Other mobile rates are not quite clear yet. For Square, fees are currently about
2.75% plus 15 cents per sale, or 3.5% plus 15 cents per sale if the
card number is typed manually. Considering that mobile opens the door to easy micropayments, it seems like many small businesses and charities will be willing to work with whoever takes the smallest chunk of their revenues.

And there’s a big market for an upstart that is willing to undercut
the prices of traditional credit card companies. Wired suggests one
potential competitor could be Bling Nation:

“Bling Nation claims to undercut fees charged by traditional payment
companies, “streamlin[ing] payment processing and reduc[ing] costs by
eliminating processing middlemen” such as Visa. The company is focusing
first on small regional banks to solve what Bling Nation co-CEO Meyer
Malka calls the “chicken and egg problem” of Visa already having so
many swipe-free terminals installed nationwide.”

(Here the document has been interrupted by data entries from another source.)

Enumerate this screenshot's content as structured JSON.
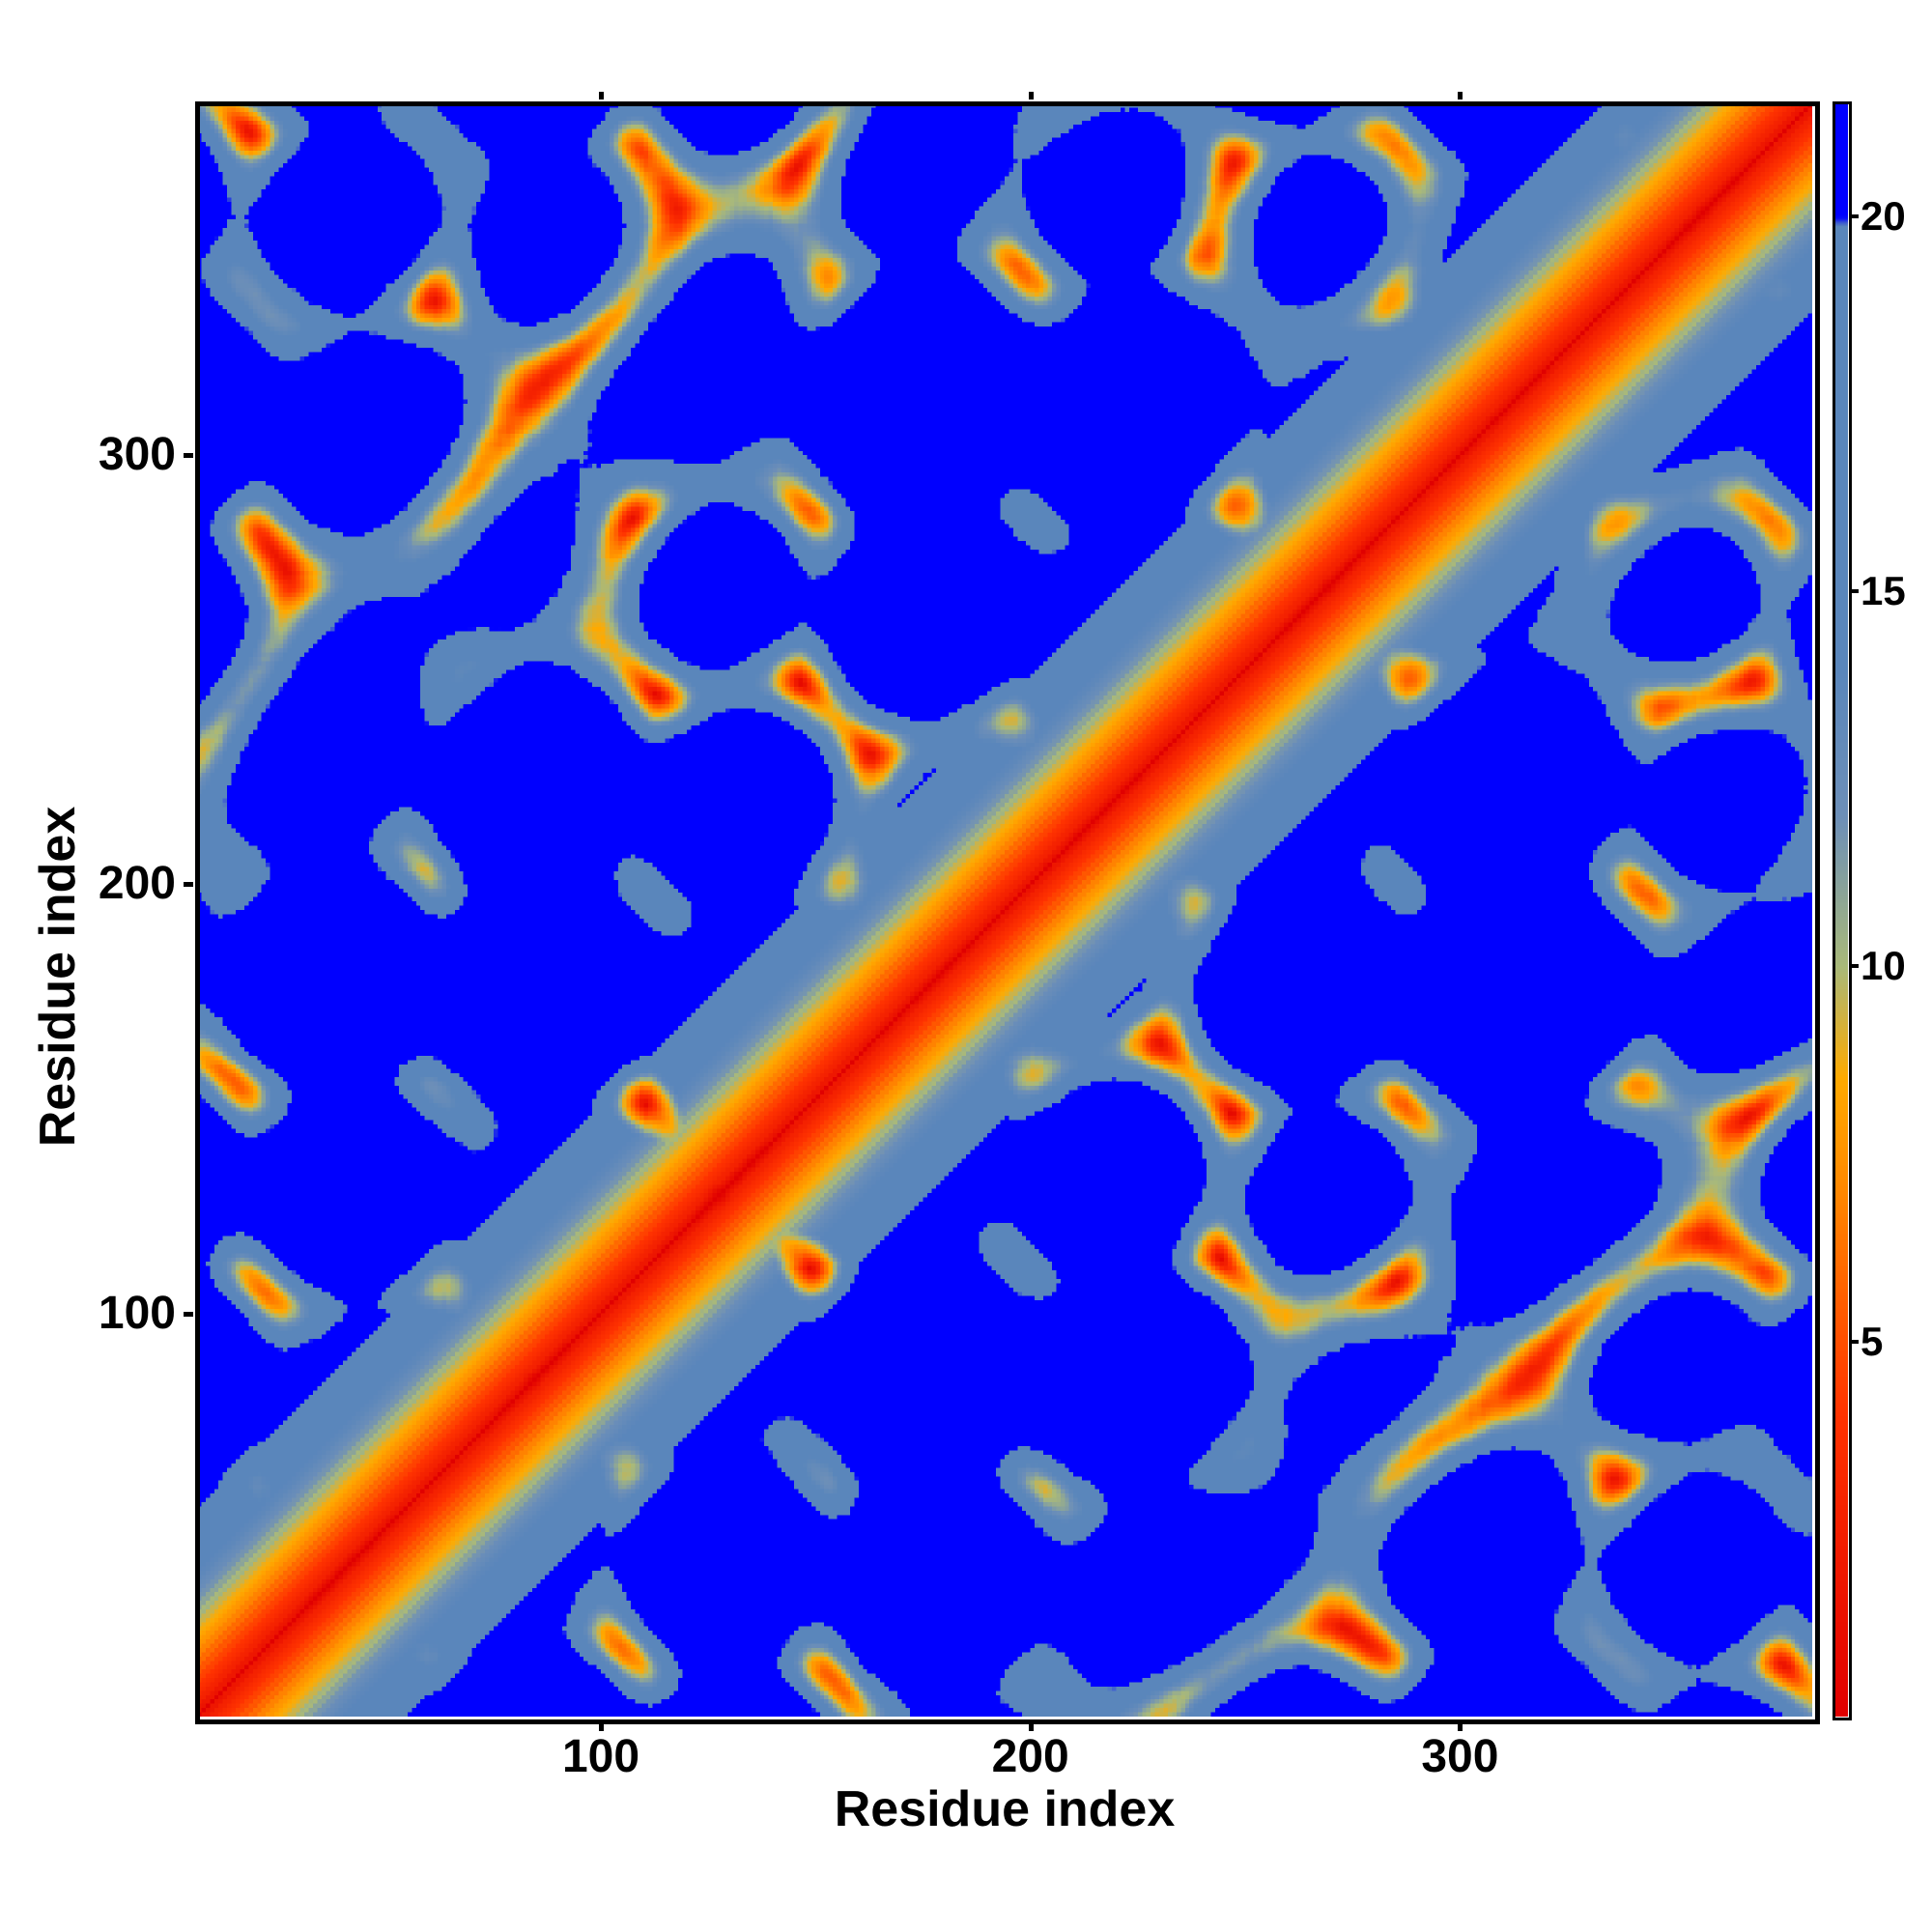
{
  "chart_data": {
    "type": "heatmap",
    "title": "",
    "xlabel": "Residue index",
    "ylabel": "Residue index",
    "xlim": [
      6,
      382
    ],
    "ylim": [
      6,
      382
    ],
    "x_ticks": [
      100,
      200,
      300
    ],
    "y_ticks": [
      100,
      200,
      300
    ],
    "value_unit": "",
    "colorbar": {
      "ticks": [
        5,
        10,
        15,
        20
      ],
      "range": [
        0,
        21.5
      ],
      "stops": [
        {
          "value": 0,
          "color": "#e00000"
        },
        {
          "value": 4,
          "color": "#ff3300"
        },
        {
          "value": 7,
          "color": "#ff8800"
        },
        {
          "value": 8.5,
          "color": "#ffaa00"
        },
        {
          "value": 10,
          "color": "#a9b97a"
        },
        {
          "value": 12,
          "color": "#6d8fb8"
        },
        {
          "value": 14,
          "color": "#5a86bb"
        },
        {
          "value": 19.9,
          "color": "#5a86bb"
        },
        {
          "value": 20,
          "color": "#0000ff"
        },
        {
          "value": 21.5,
          "color": "#0000ff"
        }
      ]
    },
    "grid": false,
    "legend": "colorbar-right"
  }
}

problem for newcomers, is that credit card companies are so entrenchment in
digital commerce that the mobile transition will be much easier for them. The fact that Visa now offers a mobile product means that many brands will use it. The silver lining is that payment through a mobile device seems especially tailored for tiny payments via individuals.

Visa’s mobile product simply translates the traditional
credit card/debit system, with all of the related fees and privacy issues that come with it, to the mobile environment. But for small businesses (and individuals) every cent matters. If the mobile trust hurdle can be overcome, there will be plenty of room for other vendors in the mobile payment space.